The games industry has been saturated with debate surrounding the issue of loot boxes, a gambling-like feature in many games that allows you to pay for randomly generated items. You pay the money for the loot box and you get what you get, whether it’s a super cool skin or an utterly useless emote.
Now, game industry giants like Nintendo, Sony and Microsoft are committing to having requirements for developers when it comes to disclosing the odds of getting a “good” loot box in their games, as announced by the Entertainment Software Association (ESA) at the Federal Trade Commission’s loot box workshop on Wednesday. These new rules will only apply to new games and updates coming in the near future (the ESA’s target to roll this out is 2020).
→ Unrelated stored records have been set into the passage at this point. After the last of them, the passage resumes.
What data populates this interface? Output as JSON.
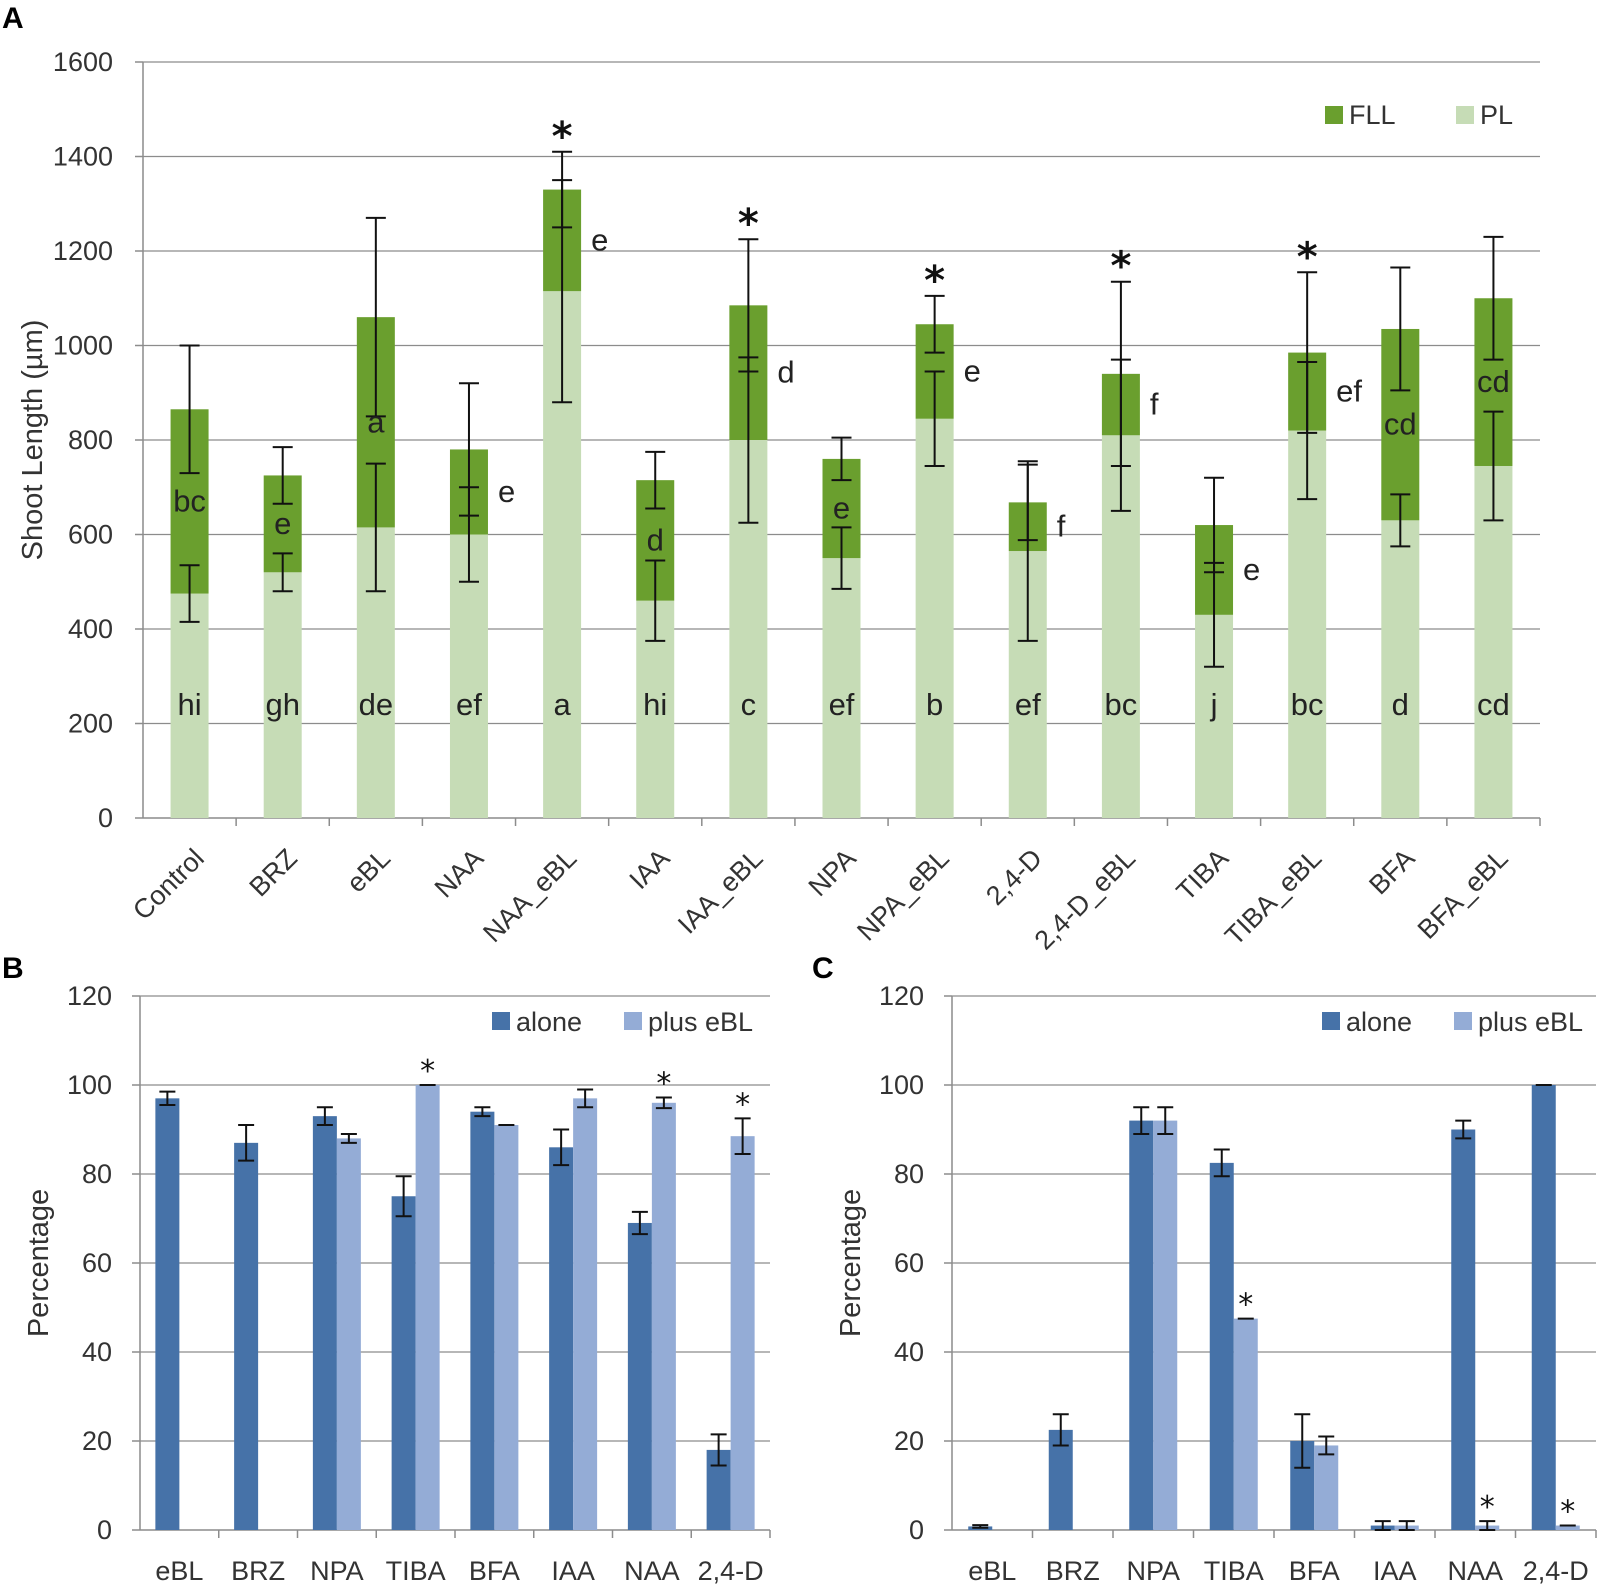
{
  "chart_data": [
    {
      "panel": "A",
      "type": "bar",
      "stacked": true,
      "ylabel": "Shoot Length (µm)",
      "ylim": [
        0,
        1600
      ],
      "yticks": [
        0,
        200,
        400,
        600,
        800,
        1000,
        1200,
        1400,
        1600
      ],
      "legend": [
        "FLL",
        "PL"
      ],
      "legend_position": "top-right",
      "colors": {
        "FLL": "#6a9f2e",
        "PL": "#c6dcb6"
      },
      "categories": [
        "Control",
        "BRZ",
        "eBL",
        "NAA",
        "NAA_eBL",
        "IAA",
        "IAA_eBL",
        "NPA",
        "NPA_eBL",
        "2,4-D",
        "2,4-D_eBL",
        "TIBA",
        "TIBA_eBL",
        "BFA",
        "BFA_eBL"
      ],
      "PL_values": [
        475,
        520,
        615,
        600,
        1115,
        460,
        800,
        550,
        845,
        565,
        810,
        430,
        820,
        630,
        745
      ],
      "total_values": [
        865,
        725,
        1060,
        780,
        1330,
        715,
        1085,
        760,
        1045,
        668,
        940,
        620,
        985,
        1035,
        1100
      ],
      "PL_error": [
        60,
        40,
        135,
        100,
        235,
        85,
        175,
        65,
        100,
        190,
        160,
        110,
        145,
        55,
        115
      ],
      "total_error": [
        135,
        60,
        210,
        140,
        80,
        60,
        140,
        45,
        60,
        80,
        195,
        100,
        170,
        130,
        130
      ],
      "PL_letters": [
        "hi",
        "gh",
        "de",
        "ef",
        "a",
        "hi",
        "c",
        "ef",
        "b",
        "ef",
        "bc",
        "j",
        "bc",
        "d",
        "cd"
      ],
      "FLL_letters": [
        "bc",
        "e",
        "a",
        "e",
        "e",
        "d",
        "d",
        "e",
        "e",
        "f",
        "f",
        "e",
        "ef",
        "cd",
        "cd"
      ],
      "significant": [
        false,
        false,
        false,
        false,
        true,
        false,
        true,
        false,
        true,
        false,
        true,
        false,
        true,
        false,
        false
      ],
      "star_symbol": "*"
    },
    {
      "panel": "B",
      "type": "bar",
      "ylabel": "Percentage",
      "ylim": [
        0,
        120
      ],
      "yticks": [
        0,
        20,
        40,
        60,
        80,
        100,
        120
      ],
      "legend": [
        "alone",
        "plus eBL"
      ],
      "legend_position": "top-right",
      "colors": {
        "alone": "#4672a8",
        "plus eBL": "#94acd6"
      },
      "categories": [
        "eBL",
        "BRZ",
        "NPA",
        "TIBA",
        "BFA",
        "IAA",
        "NAA",
        "2,4-D"
      ],
      "series": [
        {
          "name": "alone",
          "values": [
            97,
            87,
            93,
            75,
            94,
            86,
            69,
            18
          ],
          "errors": [
            1.5,
            4,
            2,
            4.5,
            1,
            4,
            2.5,
            3.5
          ]
        },
        {
          "name": "plus eBL",
          "values": [
            null,
            null,
            88,
            100,
            91,
            97,
            96,
            88.5
          ],
          "errors": [
            0,
            0,
            1,
            0,
            0,
            2,
            1.2,
            4
          ]
        }
      ],
      "significant": [
        false,
        false,
        false,
        true,
        false,
        false,
        true,
        true
      ],
      "star_symbol": "*"
    },
    {
      "panel": "C",
      "type": "bar",
      "ylabel": "Percentage",
      "ylim": [
        0,
        120
      ],
      "yticks": [
        0,
        20,
        40,
        60,
        80,
        100,
        120
      ],
      "legend": [
        "alone",
        "plus eBL"
      ],
      "legend_position": "top-right",
      "colors": {
        "alone": "#4672a8",
        "plus eBL": "#94acd6"
      },
      "categories": [
        "eBL",
        "BRZ",
        "NPA",
        "TIBA",
        "BFA",
        "IAA",
        "NAA",
        "2,4-D"
      ],
      "series": [
        {
          "name": "alone",
          "values": [
            0.8,
            22.5,
            92,
            82.5,
            20,
            1,
            90,
            100
          ],
          "errors": [
            0.3,
            3.5,
            3,
            3,
            6,
            1,
            2,
            0
          ]
        },
        {
          "name": "plus eBL",
          "values": [
            null,
            null,
            92,
            47.5,
            19,
            1,
            1,
            1
          ],
          "errors": [
            0,
            0,
            3,
            0,
            2,
            1,
            1,
            0
          ]
        }
      ],
      "significant": [
        false,
        false,
        false,
        true,
        false,
        false,
        true,
        true
      ],
      "star_symbol": "*"
    }
  ]
}
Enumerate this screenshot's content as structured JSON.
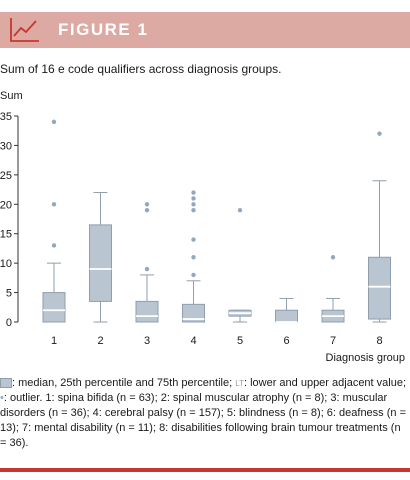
{
  "figure": {
    "label": "FIGURE 1",
    "caption": "Sum of 16 e code qualifiers across diagnosis groups."
  },
  "footnote": {
    "part1": ": median, 25th percentile and 75th percentile;",
    "sym_whisker": "LT",
    "part2": ": lower and upper adjacent value;",
    "part3": ": outlier. 1: spina bifida (n = 63); 2: spinal muscular atrophy (n = 8); 3: muscular disorders (n = 36); 4: cerebral palsy (n = 157); 5: blindness (n = 8); 6: deafness (n = 13); 7: mental disability (n = 11); 8: disabilities following brain tumour treatments (n = 36)."
  },
  "colors": {
    "box_fill": "#b9c5d1",
    "box_stroke": "#8f9fae",
    "median_line": "#ffffff",
    "whisker": "#8f9fae",
    "outlier": "#93a7bd",
    "header_bg": "#dca9a3",
    "bottom_rule": "#c7372e"
  },
  "chart_data": {
    "type": "box",
    "title": "",
    "xlabel": "Diagnosis group",
    "ylabel": "Sum",
    "ylim": [
      0,
      35
    ],
    "yticks": [
      0,
      5,
      10,
      15,
      20,
      25,
      30,
      35
    ],
    "grid": false,
    "categories": [
      "1",
      "2",
      "3",
      "4",
      "5",
      "6",
      "7",
      "8"
    ],
    "boxes": [
      {
        "category": "1",
        "whisker_low": 0,
        "q1": 0,
        "median": 2,
        "q3": 5,
        "whisker_high": 10,
        "outliers": [
          13,
          20,
          34
        ]
      },
      {
        "category": "2",
        "whisker_low": 0,
        "q1": 3.5,
        "median": 9,
        "q3": 16.5,
        "whisker_high": 22,
        "outliers": []
      },
      {
        "category": "3",
        "whisker_low": 0,
        "q1": 0,
        "median": 1,
        "q3": 3.5,
        "whisker_high": 8,
        "outliers": [
          9,
          19,
          20
        ]
      },
      {
        "category": "4",
        "whisker_low": 0,
        "q1": 0,
        "median": 0.5,
        "q3": 3,
        "whisker_high": 7,
        "outliers": [
          8,
          11,
          14,
          19,
          20,
          21,
          22
        ]
      },
      {
        "category": "5",
        "whisker_low": 0,
        "q1": 1,
        "median": 1.5,
        "q3": 2,
        "whisker_high": 2,
        "outliers": [
          19
        ]
      },
      {
        "category": "6",
        "whisker_low": 0,
        "q1": 0,
        "median": 0,
        "q3": 2,
        "whisker_high": 4,
        "outliers": []
      },
      {
        "category": "7",
        "whisker_low": 0,
        "q1": 0,
        "median": 1,
        "q3": 2,
        "whisker_high": 4,
        "outliers": [
          11
        ]
      },
      {
        "category": "8",
        "whisker_low": 0,
        "q1": 0.5,
        "median": 6,
        "q3": 11,
        "whisker_high": 24,
        "outliers": [
          32
        ]
      }
    ]
  }
}
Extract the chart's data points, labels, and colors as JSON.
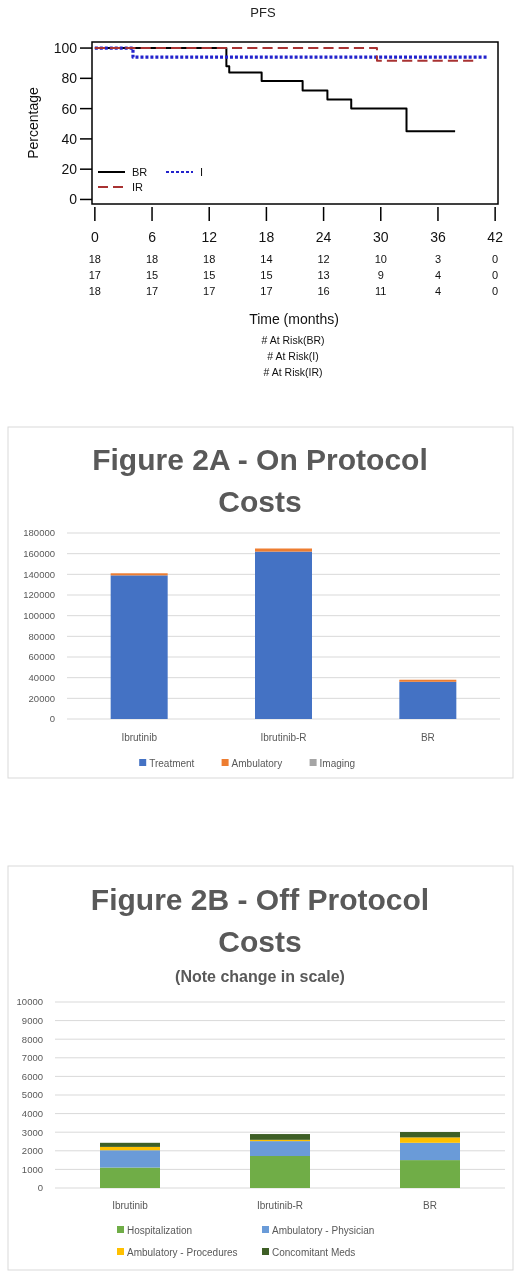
{
  "chart_data": [
    {
      "type": "step",
      "title": "PFS",
      "xlabel": "Time (months)",
      "ylabel": "Percentage",
      "xlim": [
        -0.3,
        42.3
      ],
      "ylim": [
        -3,
        104
      ],
      "xticks": [
        0,
        6,
        12,
        18,
        24,
        30,
        36,
        42
      ],
      "yticks": [
        0,
        20,
        40,
        60,
        80,
        100
      ],
      "legend": "bottom left",
      "series": [
        {
          "name": "BR",
          "color": "#000000",
          "line_style": "solid",
          "x": [
            0,
            13.8,
            14.1,
            17.5,
            21.8,
            24.4,
            26.9,
            32.7,
            37.8
          ],
          "values": [
            100,
            88,
            83.8,
            78.3,
            72,
            66,
            60,
            45,
            45
          ]
        },
        {
          "name": "I",
          "color": "#2222cc",
          "line_style": "dotted",
          "x": [
            0,
            4,
            41.1
          ],
          "values": [
            100,
            94,
            94
          ]
        },
        {
          "name": "IR",
          "color": "#a83232",
          "line_style": "dashed",
          "x": [
            0,
            29.6,
            39.7
          ],
          "values": [
            100,
            91.6,
            91.6
          ]
        }
      ],
      "annotations": [
        "18",
        "18",
        "18",
        "14",
        "12",
        "10",
        "3",
        "0",
        "17",
        "15",
        "15",
        "15",
        "13",
        "9",
        "4",
        "0",
        "18",
        "17",
        "17",
        "17",
        "16",
        "11",
        "4",
        "0",
        "# At Risk(BR)",
        "# At Risk(I)",
        "# At Risk(IR)"
      ]
    },
    {
      "type": "bar",
      "stacked": true,
      "title": "Figure 2A - On Protocol Costs",
      "categories": [
        "Ibrutinib",
        "Ibrutinib-R",
        "BR"
      ],
      "ylim": [
        0,
        180000
      ],
      "yticks": [
        0,
        20000,
        40000,
        60000,
        80000,
        100000,
        120000,
        140000,
        160000,
        180000
      ],
      "grid": "y",
      "legend": "bottom",
      "series": [
        {
          "name": "Treatment",
          "color": "#4472c4",
          "values": [
            139000,
            162000,
            36000
          ]
        },
        {
          "name": "Ambulatory",
          "color": "#ed7d31",
          "values": [
            2000,
            3000,
            2000
          ]
        },
        {
          "name": "Imaging",
          "color": "#a5a5a5",
          "values": [
            null,
            null,
            null
          ]
        }
      ]
    },
    {
      "type": "bar",
      "stacked": true,
      "title": "Figure 2B - Off Protocol Costs",
      "subtitle": "(Note change in scale)",
      "categories": [
        "Ibrutinib",
        "Ibrutinib-R",
        "BR"
      ],
      "ylim": [
        0,
        10000
      ],
      "yticks": [
        0,
        1000,
        2000,
        3000,
        4000,
        5000,
        6000,
        7000,
        8000,
        9000,
        10000
      ],
      "grid": "y",
      "legend": "bottom",
      "series": [
        {
          "name": "Hospitalization",
          "color": "#70ad47",
          "values": [
            1100,
            1720,
            1500
          ]
        },
        {
          "name": "Ambulatory - Physician",
          "color": "#6a9bd8",
          "values": [
            930,
            800,
            930
          ]
        },
        {
          "name": "Ambulatory - Procedures",
          "color": "#ffc000",
          "values": [
            180,
            70,
            290
          ]
        },
        {
          "name": "Concomitant Meds",
          "color": "#3e5f26",
          "values": [
            220,
            310,
            290
          ]
        }
      ]
    }
  ]
}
Major videogame publishers and developers have backed the decision, including the likes of Activision Blizzard, Bandai Namco Entertainment, Bethesda, Bungie, Electronic Arts, Microsoft, Nintendo, Sony Interactive Entertainment, Take-Two Interactive, Ubisoft, Warner Bros. Interactive Entertainment and Wizards of the Coast, per the ESA.
Though nobody is entirely sure what these requirements will ultimately end up looking like in-game, it’s another step forward in quelling the predatory nature of randomized loot box features in videogames, and helping players make more informed decisions when purchasing them.